No. In the COMS trial, there was no OS or DFS difference between the 2 groups.
What are some early and late complications associated with plaque brachytherapy?
1. Early: pain, bleeding, diplopia, infection, edema
2. Late: retinopathy (42% at 5 yrs, increasing to 80%–90% thereafter), cataracts, keratitis, optic neuropathy
The use of what agent has recently been associated with a lower incidence of macular edema after plaque brachytherapy?
Triamcinolone (periocular injections). In an RCT, macular edema rates were 58% in the control group vs. 36% in the triamcinolone arm (SS). (Horgan N, Ophthalmology 2009)
What % of pts have loss of ≥6 lines of vision 3 yrs after plaque brachytherapy?
~50% of pts have significant vision loss after plaque brachytherapy.
What % of pts have cataracts 5 yrs after plaque brachytherapy?
83% of pts develop cataracts after plaque brachytherapy.
How should pts treated with plaque brachytherapy be followed?
Plaque brachytherapy follow-up: H&P, ocular US q3mos × 1 yr, q4mos in 2nd yr, q6mos in 3rd and 4th yrs, then annually; CT C/A/P or liver US q6mos with LFTs (can detect >95% of mets)
Are periodic LFTs alone adequate to r/o liver mets?

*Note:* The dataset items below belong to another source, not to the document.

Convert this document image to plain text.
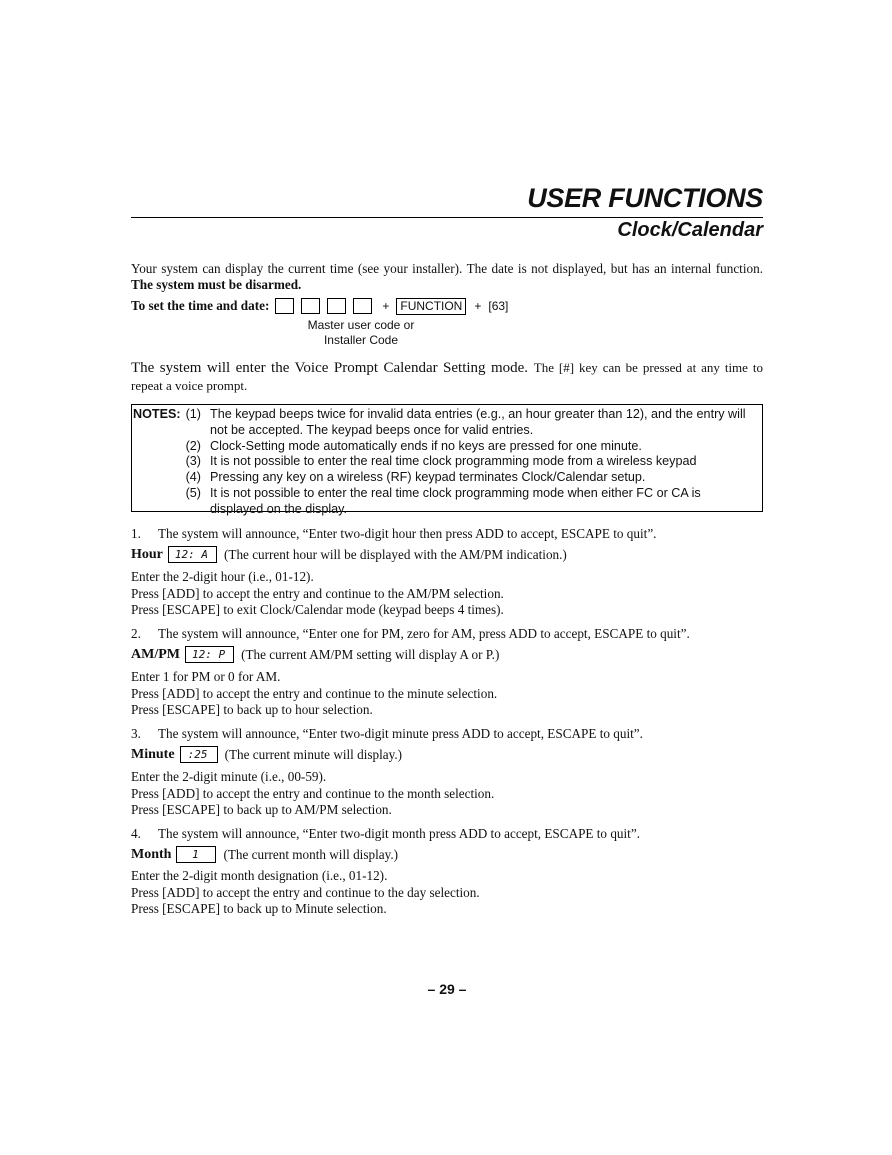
USER FUNCTIONS
Clock/Calendar
Your system can display the current time (see your installer). The date is not displayed, but has an internal function. The system must be disarmed.
To set the time and date:	+ FUNCTION	+ [63]
Master user code or
Installer Code
The system will enter the Voice Prompt Calendar Setting mode. The [#] key can be pressed at any time to repeat a voice prompt.
NOTES: (1) The keypad beeps twice for invalid data entries (e.g., an hour greater than 12), and the entry will not be accepted. The keypad beeps once for valid entries.
(2) Clock-Setting mode automatically ends if no keys are pressed for one minute.
(3) It is not possible to enter the real time clock programming mode from a wireless keypad
(4) Pressing any key on a wireless (RF) keypad terminates Clock/Calendar setup.
(5) It is not possible to enter the real time clock programming mode when either FC or CA is displayed on the display.
1. The system will announce, “Enter two-digit hour then press ADD to accept, ESCAPE to quit”.
Hour	12: A	(The current hour will be displayed with the AM/PM indication.)
Enter the 2-digit hour (i.e., 01-12).
Press [ADD] to accept the entry and continue to the AM/PM selection.
Press [ESCAPE] to exit Clock/Calendar mode (keypad beeps 4 times).
2. The system will announce, “Enter one for PM, zero for AM, press ADD to accept, ESCAPE to quit”.
AM/PM	12: P	(The current AM/PM setting will display A or P.)
Enter 1 for PM or 0 for AM.
Press [ADD] to accept the entry and continue to the minute selection.
Press [ESCAPE] to back up to hour selection.
3. The system will announce, “Enter two-digit minute press ADD to accept, ESCAPE to quit”.
Minute	:25	(The current minute will display.)
Enter the 2-digit minute (i.e., 00-59).
Press [ADD] to accept the entry and continue to the month selection.
Press [ESCAPE] to back up to AM/PM selection.
4. The system will announce, “Enter two-digit month press ADD to accept, ESCAPE to quit”.
Month	1	(The current month will display.)
Enter the 2-digit month designation (i.e., 01-12).
Press [ADD] to accept the entry and continue to the day selection.
Press [ESCAPE] to back up to Minute selection.
– 29 –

No. There is very poor sensitivity (15%), PPV (46%), and NPV (71%), with a specificity of 92%. Adding liver US to LFTs increases the detection rate to 95%. (Eskelin S et al., Cancer 1999)

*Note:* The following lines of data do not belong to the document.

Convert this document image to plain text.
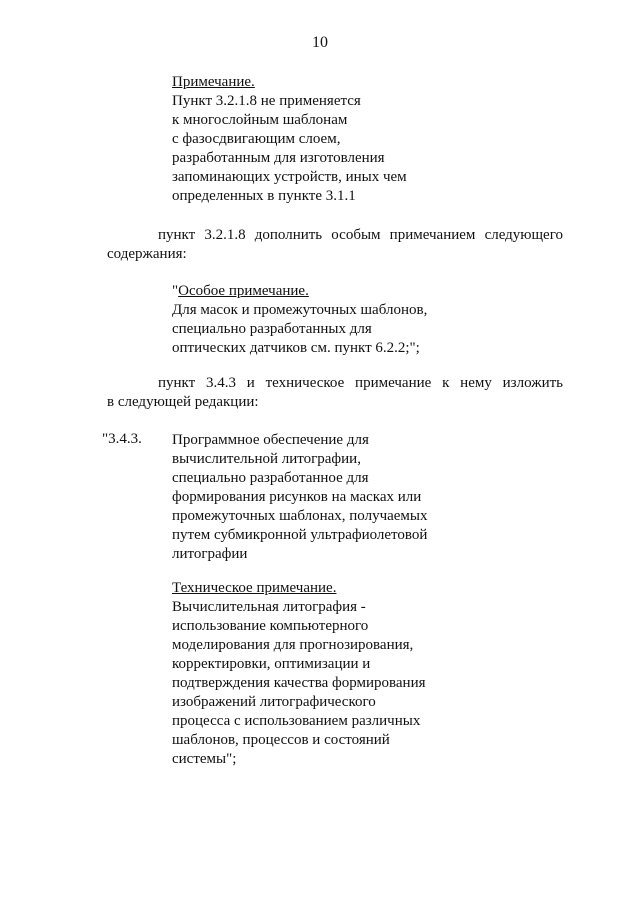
10
Примечание.
Пункт 3.2.1.8 не применяется
к многослойным шаблонам
с фазосдвигающим слоем,
разработанным для изготовления
запоминающих устройств, иных чем
определенных в пункте 3.1.1
пункт 3.2.1.8 дополнить особым примечанием следующего
содержания:
"Особое примечание.
Для масок и промежуточных шаблонов,
специально разработанных для
оптических датчиков см. пункт 6.2.2;";
пункт 3.4.3 и техническое примечание к нему изложить
в следующей редакции:
"3.4.3. Программное обеспечение для
вычислительной литографии,
специально разработанное для
формирования рисунков на масках или
промежуточных шаблонах, получаемых
путем субмикронной ультрафиолетовой
литографии
Техническое примечание.
Вычислительная литография -
использование компьютерного
моделирования для прогнозирования,
корректировки, оптимизации и
подтверждения качества формирования
изображений литографического
процесса с использованием различных
шаблонов, процессов и состояний
системы";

What is the best way to detect liver mets? What is the main disadvantage of this modality?
PET/CT is the best imaging modality for the detection of liver mets. The cost and availability of such testing is the main disadvantage.
FIGURE 24.1 Primary ciliary body and choroidal melanomas are classified according to the 4 tumor size categories shown. (Edge SD, Byrd DR, Compton CC, et al., eds. AJCC cancer staging manual. 7th ed. New York: Springer; 2009, p 549.)